Rakibi karşısında tutunamayan, çok iyi marke edilen Güney oyundan alınmalı, Yaşar ikinci yarı başlarında oyuna dahil edilmeli ve Cemre, iti stoperden kurtarılmalıydı. Ama Bahri hoca bunu düşünemedi. Bu değişikliği 81’ci dakikada Eser’i oyundan almakla yaptı ve geç kaldı. Buna rağmen son on dakikada önemli iki pozisyon bulundu ama şans Sarıyer’den yana değildi.
Rakip takımda ön libero oynayan Oğuz Kocabal (8 No. lu) Sarıyerli futbolcular tarafından hiç rahatsız edilmedi. İstediği gibi oyunu yönlendirdi. Bu futbolcu üzerine de kimse verilmedi. Rakibin 26 No. lu futbolcusu Cenk Kaplan yine mükemmel oynadı.
Neyse olan oldu ve maç berabere bitirildi. Bence, Sarıyer sabaha kadar oynasa bu hakemle bu takıma gol atamazdı. Rakibin, Cemre ile oynayan stoperi Cenk, bir başka hakem tarafından en azından iki defa oyundan atılırdı. Bu kadar faullu oynamasına nasıl göz yumulur anlamak mümkün değil. Hakem futbol maçı yerine yağlı güreş maçı yönettiğini zannetti galiba… Paça tutma, ayak budama, sarma, çaprazdan sürme, elense, künde atma gibi her şeyi mübah gördü…. Ama Sarıyerli futbolcuların en ufak hareketine sarı kartı bastı… Bereket Sarıyerli futbolcular aşırı derecede iyi niyetliydi. Göze batacak tepki vermediler…

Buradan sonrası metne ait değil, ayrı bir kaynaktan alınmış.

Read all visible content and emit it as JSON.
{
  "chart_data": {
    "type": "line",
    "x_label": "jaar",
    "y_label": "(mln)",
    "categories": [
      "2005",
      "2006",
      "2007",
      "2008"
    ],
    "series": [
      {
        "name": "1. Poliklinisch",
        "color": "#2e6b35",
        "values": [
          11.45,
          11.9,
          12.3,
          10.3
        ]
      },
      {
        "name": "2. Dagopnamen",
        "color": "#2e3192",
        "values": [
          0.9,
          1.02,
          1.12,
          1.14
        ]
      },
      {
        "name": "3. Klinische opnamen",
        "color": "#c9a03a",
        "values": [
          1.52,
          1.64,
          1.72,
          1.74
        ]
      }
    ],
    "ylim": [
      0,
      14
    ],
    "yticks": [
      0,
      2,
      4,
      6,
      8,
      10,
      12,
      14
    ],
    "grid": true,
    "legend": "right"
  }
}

Maç kaybedilmedi… Şartlar eşit… İkinci maç gelecek hafta rakip sahada yani Bandırma’da. Bandırma’yı Sarıyer rakip sahada nasıl yendiyse yine yenebilir. Henüz biten bir şey yok, bekleyeceğiz ve inşallah iyi sona ulaşacağız.
Yıllardan beri ilk defa bu kadar çok seyirci maça geldi. Hem de ne geliş. Hiçbir seyirci,asla kötü söz etmeden 90 dakika takımını bu kadar desteklemez. Sarıyerli taraftarları yürekten kutluyor, alkışlıyorum. Helal olsun size be!
Bir de protokol tribünü olayı var. Protokol tribünü mü yolgeçen hanımı belli değil! Önüne gelen orada! Ben 1951 yılından beri kulübün içindeyim. 17 dönem genel sekreterlik, 13 dönem kulüp müdürlüğü, iki dönem kulüp başkanlığı yaptım. Ayrıca onca yıldır Divan Yürütme Kurulu başkan yardımcılığı ve Başkanlığını yaptım… İçeri girerken belirlenen ücreti verip giriyorum. Ya diğerleri? Protokol tribününde 96 koltuk var bildiğim kadar. 15 misafir takım, 15 Sarıyer kulübü yönetici oldu mu 30. Geride 66 kişilik yer var ama bu koltuklar dolmasına rağmen 66 kişilik para asla toplanmaz. Nedenini öğrenebilmiş değilim? Ayrıca bu gün protokol tribününde iki yüz kişi vardı. Siyasiler nedense bu maçı hatırladılar, cümbür cemaat koşup geldiler. Kulübümüzün Divan Başkanı Sami Canel’e yer bulunamazken, siyasi patentli olanlar (hanım-erkek, çoluk-çocuk), protokolun en ön sıralarında yer almayı bildiler. Bu bayanların televizyonda bile maç seyrettiklerine inanmıyorum. Nitekim maçın devresinde tıpı tıpış gitmeleri, yaptıklarının gövde gösterisi olduğunu gösterdi. Eeee günümüze göre bunlar da haklı. Zira siyaset için her şey mübah…
Peki, ne var bunda? Ne olacak, bir türlü maçın havasına giremedik ki! Onu buna, bakmaktan, oturun önümüzü kapatmayın demekten maçı seyredemedik. Adam maçı mı izlemeye geldi, günlük işlerden konuşmaya mı? Böyle olunca nasıl maçın havasına girecektik ki! Bildiğim bir şey var. Eski yöneticilerimiz söylerlerdi. Tribündeki hava (ister protokol tribünü ister diğer tribünler olsun) saha içindeki futbolculara yansır… Ben bu maçtaki havayı da buna bağlıyorum ve diyorum ki: Rakip sahada oynayacağım maçı çok daha rahat oynayacak ve istediğimizi alacağız.